Andere Städte haben Böller inzwischen ganz verboten: Der Bürgermeister von Mailand, Giuliano Pisapia, kündigte an, dass Feuerwerkskörper oder Böller in der gesamten Kommune bis zum Neujahrstag um Mitternacht untersagt sein sollen. Grund dafür sei die Verletzungsgefahr. Wer gegen das Verbot verstößt, muss mit einer Strafe von bis zu 500 Euro rechnen.

Die Leidenschaft für Raketen und Knallkörper der Deutschen scheint hingegen ungebrochen: Wenn sie es genauso krachen lassen wie im vergangenen Jahr, werden sie Feuerwerk für rund 124 Millionen Euro in den Himmel schießen. Vor vier Jahren haben die Menschen noch zehn Millionen Euro weniger dafür ausgegeben.

„Voraussetzung ist, dass es nicht regnet“, sagt Klaus Gotzen, Geschäftsführer des Verbands der pyrotechnischen Industrie (VPI) in Ratingen. Viele Menschen machten es vom Wetter abhängig, ob sie böllern oder nicht. Der Verkauf von Feuerwerkskörpern in den Geschäften hat am Montag begonnen und dauert bis Silvester.
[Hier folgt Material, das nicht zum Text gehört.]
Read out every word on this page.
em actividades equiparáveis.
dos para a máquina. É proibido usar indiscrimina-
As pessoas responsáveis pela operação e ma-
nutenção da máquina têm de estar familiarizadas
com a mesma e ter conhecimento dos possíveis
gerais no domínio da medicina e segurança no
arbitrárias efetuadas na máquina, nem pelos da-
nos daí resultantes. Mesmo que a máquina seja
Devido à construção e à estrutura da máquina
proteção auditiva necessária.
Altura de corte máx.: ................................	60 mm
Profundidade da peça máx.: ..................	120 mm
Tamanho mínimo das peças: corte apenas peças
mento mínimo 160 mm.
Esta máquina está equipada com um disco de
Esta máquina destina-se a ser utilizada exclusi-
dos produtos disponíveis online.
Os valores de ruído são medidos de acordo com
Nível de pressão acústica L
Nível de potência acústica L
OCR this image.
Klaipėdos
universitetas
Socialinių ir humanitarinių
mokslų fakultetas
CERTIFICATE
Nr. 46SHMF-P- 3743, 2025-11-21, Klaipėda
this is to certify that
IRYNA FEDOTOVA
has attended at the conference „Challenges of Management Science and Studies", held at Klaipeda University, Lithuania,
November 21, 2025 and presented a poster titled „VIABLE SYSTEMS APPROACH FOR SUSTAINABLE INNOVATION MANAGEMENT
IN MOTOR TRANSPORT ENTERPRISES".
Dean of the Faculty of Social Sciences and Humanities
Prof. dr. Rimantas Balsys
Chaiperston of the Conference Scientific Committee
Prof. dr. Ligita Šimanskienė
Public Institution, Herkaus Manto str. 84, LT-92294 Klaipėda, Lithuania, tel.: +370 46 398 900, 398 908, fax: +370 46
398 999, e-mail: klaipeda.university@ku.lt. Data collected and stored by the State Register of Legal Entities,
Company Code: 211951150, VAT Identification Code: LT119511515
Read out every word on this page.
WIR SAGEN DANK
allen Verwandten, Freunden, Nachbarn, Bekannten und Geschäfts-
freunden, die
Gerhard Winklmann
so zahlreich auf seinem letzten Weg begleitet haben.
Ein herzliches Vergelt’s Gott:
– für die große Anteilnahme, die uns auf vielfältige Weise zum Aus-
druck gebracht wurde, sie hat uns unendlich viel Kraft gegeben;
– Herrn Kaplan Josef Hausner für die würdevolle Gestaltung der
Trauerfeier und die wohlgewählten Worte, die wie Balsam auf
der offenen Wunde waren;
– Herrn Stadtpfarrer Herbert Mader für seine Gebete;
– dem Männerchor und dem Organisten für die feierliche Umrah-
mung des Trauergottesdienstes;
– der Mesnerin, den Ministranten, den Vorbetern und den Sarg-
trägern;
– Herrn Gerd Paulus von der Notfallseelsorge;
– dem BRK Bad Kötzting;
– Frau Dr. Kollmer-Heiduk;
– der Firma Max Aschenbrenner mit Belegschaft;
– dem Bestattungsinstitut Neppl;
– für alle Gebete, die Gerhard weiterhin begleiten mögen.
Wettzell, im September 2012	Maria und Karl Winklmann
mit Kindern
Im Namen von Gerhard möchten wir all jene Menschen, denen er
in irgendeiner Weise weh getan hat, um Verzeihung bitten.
Die Hersteller setzen seit einigen Jahren besonders auf sogenannte Batterie- oder Verbundfeuerwerke. Sie tragen Namen wie „Death Valley“, „Tiger Head“ oder „Big Bully“. Einmal angezündet, fackeln sie eine halbe Minute oder länger ein Feuerwerk mit unterschiedlichen Knall-, Knister- und Leuchteffekten ab. „Das ist schön bequem, man hat viel Spaß und wenig Arbeit“, sagt Gotzen.

Allerdings haben die Boxen auch ihren Preis: Schon für kleine Versionen muss man locker 20, 30 Euro hinlegen. Die relativ einfache Handhabung der Batterien soll – so hofft die Industrie – auch mehr Frauen zum Kauf von Feuerwerk animieren. Doch die Hauptkunden seien weiterhin unangefochten Männer zwischen 18 und 35 Jahren, räumt Gotzen ein.

Batterien machen zwar inzwischen fast die Hälfte des Gesamtumsatzes der Branche aus, doch die klassische Raketen sind beliebt wie eh und je. „Die Rakete ist für viele Menschen immer noch das Symbol für Silvester schlechthin“, sagt Gotzen.